その華やかさにあこがれて、今では色々な学校で卒業式後にダンスパーティが開かれるようになったらしい。
「士官学校にもあるのよ? 軍学校にもあっていいじゃない! 私たち一期生が動かないと伝統は作れないのよ! 作らないこと、伝統!」
「うん。いいと思うよ」
ヘレンのあまりの力説にアンナは思わず頷く。でも問題点にもすぐに気がついてしまった。
「ええっとぉ……軍学校って、男子ばっかりだよね? 女子は私たちをふくめて一期生十人だけだよ?」
ヘレンとジョーががっくりとうなだれた。
「あれ? 私悪いこと言った?」
思わず二人を凝視すると、二人が盛大にため息をついた。
「そこなのよぉ~。そこが問題で教官の許可が下りないのよ」
「だいたいにおいて男女の比率悪すぎない!?」
「軍学校だから普通だよ?」
アンナが一応突っ込んだが、自分たちの妄想に突入してしまった二人には聞こえない。
「せっかくこの青春の時代に学生時代を過ごすっての言うのに、ダンスパーティも無しだなんて、切なすぎだろ!」
「そうですわ。青春の花、ダンスパーティ! きらびやかに輝くシャンデリア、楽団の奏でる音楽、そしてすてきな殿方。これが乙女の理想でしょう!?」
二人の力説に、アンナは首をかしげた。
「そうなのかなぁ……」
「そうなの!」
二人同時に断言されて、アンナは困った。
「じゃあさ、セシリア女学院と反対に、男子が女子を誘ってくるって事にしたらどうなのかな?」
「それも提案したけどさ」
「うちの男どもは実務に忙しすぎてほとんど彼女無しなんだよね」
「あ~。そうだよねぇ……」
軍学校は他の学校よりも格段に厳しい。寮に通っている子たちにとっては、寮と学校を往復するだけが学生生活といった子も少なくないのだ。

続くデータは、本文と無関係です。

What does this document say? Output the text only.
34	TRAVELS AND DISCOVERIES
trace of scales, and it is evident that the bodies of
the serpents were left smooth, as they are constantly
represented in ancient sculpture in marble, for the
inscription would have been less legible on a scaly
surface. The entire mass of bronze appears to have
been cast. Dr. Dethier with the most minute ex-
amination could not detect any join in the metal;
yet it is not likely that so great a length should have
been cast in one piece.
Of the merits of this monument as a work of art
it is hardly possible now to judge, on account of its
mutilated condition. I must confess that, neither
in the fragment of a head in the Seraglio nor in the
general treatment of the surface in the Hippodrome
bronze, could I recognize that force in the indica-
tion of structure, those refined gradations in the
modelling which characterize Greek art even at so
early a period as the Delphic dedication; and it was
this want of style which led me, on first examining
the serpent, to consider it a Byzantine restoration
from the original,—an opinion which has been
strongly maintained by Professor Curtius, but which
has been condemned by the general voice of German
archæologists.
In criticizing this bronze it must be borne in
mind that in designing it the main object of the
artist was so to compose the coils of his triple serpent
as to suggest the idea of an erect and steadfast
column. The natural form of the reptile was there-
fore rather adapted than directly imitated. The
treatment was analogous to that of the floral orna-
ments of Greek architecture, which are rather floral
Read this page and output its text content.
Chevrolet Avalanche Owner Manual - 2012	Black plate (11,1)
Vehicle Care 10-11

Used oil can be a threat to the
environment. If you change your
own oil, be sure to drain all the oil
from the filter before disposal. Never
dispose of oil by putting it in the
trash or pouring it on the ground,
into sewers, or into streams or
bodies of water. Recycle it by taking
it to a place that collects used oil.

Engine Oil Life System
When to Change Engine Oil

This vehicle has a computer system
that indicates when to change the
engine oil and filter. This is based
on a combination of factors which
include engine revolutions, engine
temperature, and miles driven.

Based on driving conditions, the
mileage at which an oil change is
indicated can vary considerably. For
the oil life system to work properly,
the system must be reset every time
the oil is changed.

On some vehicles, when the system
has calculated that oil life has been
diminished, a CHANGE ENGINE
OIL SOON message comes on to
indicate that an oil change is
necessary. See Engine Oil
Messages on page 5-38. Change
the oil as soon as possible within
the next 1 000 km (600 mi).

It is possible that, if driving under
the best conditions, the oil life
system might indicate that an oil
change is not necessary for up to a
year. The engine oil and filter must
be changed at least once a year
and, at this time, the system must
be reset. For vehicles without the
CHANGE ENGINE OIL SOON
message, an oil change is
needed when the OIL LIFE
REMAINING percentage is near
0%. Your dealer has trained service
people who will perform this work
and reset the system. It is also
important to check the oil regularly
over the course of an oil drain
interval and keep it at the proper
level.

「じゃあじゃあ、生徒の家族もみんな呼んで、謝恩会みたいのは?」
「家族をよぶ~?」
今度は二人同時の文句だ。
「アンナ、あなた自分の家族に恋人といちゃいちゃしてるとこ見られても恥ずかしくないの?」
「え?」
言われてリッツとべたべたしているところに、養父がいるのを想像してしまった。
「あ、かなり恥ずかしいかも」
「でしょう? だからあくまでもダンスパーティがいいの!」
「う~ん……」
アンナは唸るしかない。この状況を脱する手立てがアンナには全く思いつかないのだ。こんな時はリッツならどうするかなと考えて、ふと、あのいい加減なはったりを思い出す。

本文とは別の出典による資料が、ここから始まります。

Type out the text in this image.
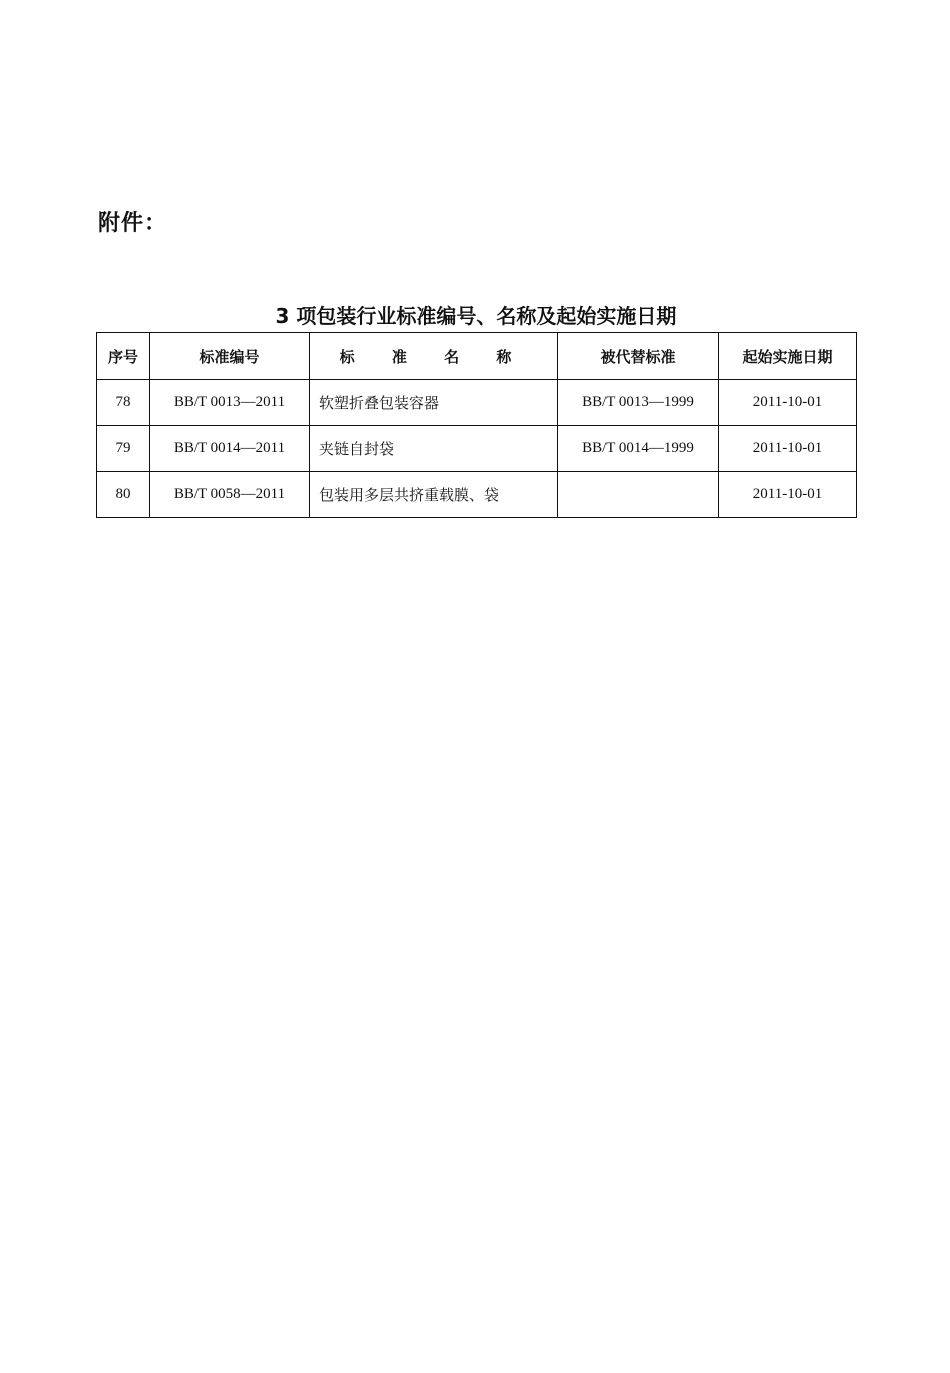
附件：
3 项包装行业标准编号、名称及起始实施日期
序号	标准编号	标 准 名 称	被代替标准	起始实施日期
78	BB/T 0013—2011	软塑折叠包装容器	BB/T 0013—1999	2011-10-01
79	BB/T 0014—2011	夹链自封袋	BB/T 0014—1999	2011-10-01
80	BB/T 0058—2011	包装用多层共挤重载膜、袋		2011-10-01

「リッ……じゃない、私の恋人ならね。きっと男子が女子を連れてくる案に賛成だと思うな。もし彼がここにいたら、女性の一人二人口説き落とせない男が、軍の荒波を渡っていけるかとか、軍人たるもの、女性をエスコートしてなんぼだろとか、そんなことを言うと思うんだ」
「あ~。なるほど」
アンナの恋人が誰かを知っているジョーは深々と頷いた。
「アンナの恋人って……本当にあなたからは想像できないわね。一度お目にかかりたいわ」
ヘレンがあきれたように言った。当然だけれど、ヘレンは一年生の間一日に一度はその恋人と顔を合わせていたし、剣術の授業でボロボロにされていたのだが、それは口に出来ない。
「どうしてもダンスパーティをやりたいなら、それで押しまくるしかないんじゃないかな。それから、教官たちよりもアルトマン校長に直接談判した方が話の通りが早いと思うよ」
アルトマンもなんだかんだ言ってリッツの仲間の一人でのりがいい。ならばこの話に乗る可能性が一番高いのは、アルトマンだろう。
「そっか! そうだよね! よし、もう一度チャレンジするぜ、ヘレン!」
「分かったわ! 今度こそ勝利を勝ち取りましょう!」
二人が力を込めて宣言した。
「えっと、あの……頑張ってね?」
思わずそう投げかけると、ジョーが耳元に囁いた。
「もうすぐ師匠が帰ってくるから、一緒に踊れるね、アンナ」
「ええっ!?」
「卒業したら、もう師匠はアンナの教官じゃないだろ? 一緒に踊ればいいじゃん。みんなびっくりするよ?」
思わず一緒に踊るのを想像したアンナは顔が熱くなるのを感じて頬を押さえた。
「でもぉ、いいのかなぁ~」
そんなアンナの両側から、ジョーとヘレンが腕を取った。
「さ、いこいこ」
「え? え?」
「校長室はこっちよ」
「ちょっと待ってよぉ」
アンナは二人に引きずられながら、校長室に連れて行かれることになった。
こうして二人とその他女子たちの熱い熱い要望により、卒業ダンスパーティが決定したのだった。